In 2005, Wired ran a story about a paralyzed man named Matthew Nagle, who, with the help of wired brain sensors and a refrigerator sized computer, was able to control a cursor, click on buttons, draw rough circles, and play Pong. (Right: Matt Nagle playing pong, Nature, 2006)
The interface, called BrainGate, used 96 electrodes which were implanted into the part of Nagle’s brain which appeared to control his dominant hand. The system worked surprisingly well for the extent of the year-long experiment.
Matt Nagle passed away in 2007, six years after the stabbing which rendered him a quadriplegic, and is remembered as a brave and selfless contributor to the advancement of the science. As is made apparent by Matt’s story, there are far more important applications of this technology aside from letting me pretend to pilot the Starship Enterprise.
Nevertheless, the potential for videogames and mind control is clear, and gaming applications have already been developed. Of course, no one is going to stick electrodes in their brains to keep their hands free while they play WoW, so let’s look at the other option.
Nagle’s experimental procedure tapped into brain signals directly related to movement. The result was effective, but it seems that similar (though somewhat less sophisticated) results can be achieved via non-invasive devices which read brainwaves through electrodes placed around the skull.
Above: OCZ's "Neural Impulse Activator"
Our own David Houghton played with a device created by OCZ, and was able to fairly rapidly jump into a game of Unreal Tournament 3. The result isn’t quite the same as Nagle’s in-brain control - the OCZ device maps controls to different thought intensities. Think really hard to go right, think a bit less hard to go left, and so on. While it seems counterintuitive, consider how malleable the brain is – once you receive feedback from a game that a certain brain pattern creates a certain result, replicating it should become easier and easier. David commented:
“We used the mouse to aim, but everything else, including jumping and firing, was done entirely with our brains. Put simply, it felt like we were flying. The more we got a feel for the levels of thought needed, the faster, smoother, and more instinctive things got, until we eventually got back to the point we achieved in Pong, where we were hardly having to think about what we were doing. We were going Tetsuo on everyone’s asses and it felt great.”
Sounds brilliant to me. If you’re dying to try it out, OCZ’s device is available now for around $160. Another company, Emotiv, has designed a similar neuroheadset which also has the capability to record facial expressions (something Lanier predicted in the ‘08s). Emotiv’s headset isn’t available yet, but will eventually retail for $299. They may not provide as precise control as in-brain implants, but there’s certainly hope for improvement.

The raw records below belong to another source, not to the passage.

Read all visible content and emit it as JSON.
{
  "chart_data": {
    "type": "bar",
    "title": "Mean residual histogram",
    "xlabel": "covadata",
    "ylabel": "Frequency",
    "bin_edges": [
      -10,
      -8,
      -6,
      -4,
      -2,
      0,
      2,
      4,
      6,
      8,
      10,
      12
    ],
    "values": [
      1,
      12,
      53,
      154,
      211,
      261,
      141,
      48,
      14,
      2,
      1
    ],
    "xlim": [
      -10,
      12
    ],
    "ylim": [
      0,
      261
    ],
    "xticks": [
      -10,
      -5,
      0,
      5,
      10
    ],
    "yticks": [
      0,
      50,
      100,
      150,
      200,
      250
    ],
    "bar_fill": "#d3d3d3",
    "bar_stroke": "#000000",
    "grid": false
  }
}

So what about the flip side, computers controlling our sensations? To return to our initial example, eXistenZ isn’t just about being able to control a game with one’s mind – it’s about the game manipulating all of the senses to completely immerse a player in a reality indistinguishable from any other. Donning a stereoscopic headset is not the same as having sensation piped directly into the brain.
While we’re not looking at living in Cronenberg’s world any time soon, the potential exists, and is scientifically plausible. In fact, Sony owns a patent for a noninvasive method of implanting sensations into the brain via ultrasound. No, really, take a look.
Sony stated a couple years ago that this is a “prophetic invention” and not something they are currently experimenting with, and some, like Nova Spivack, warn againt over hyping the concept, given that any actual application of it may be 100 years off.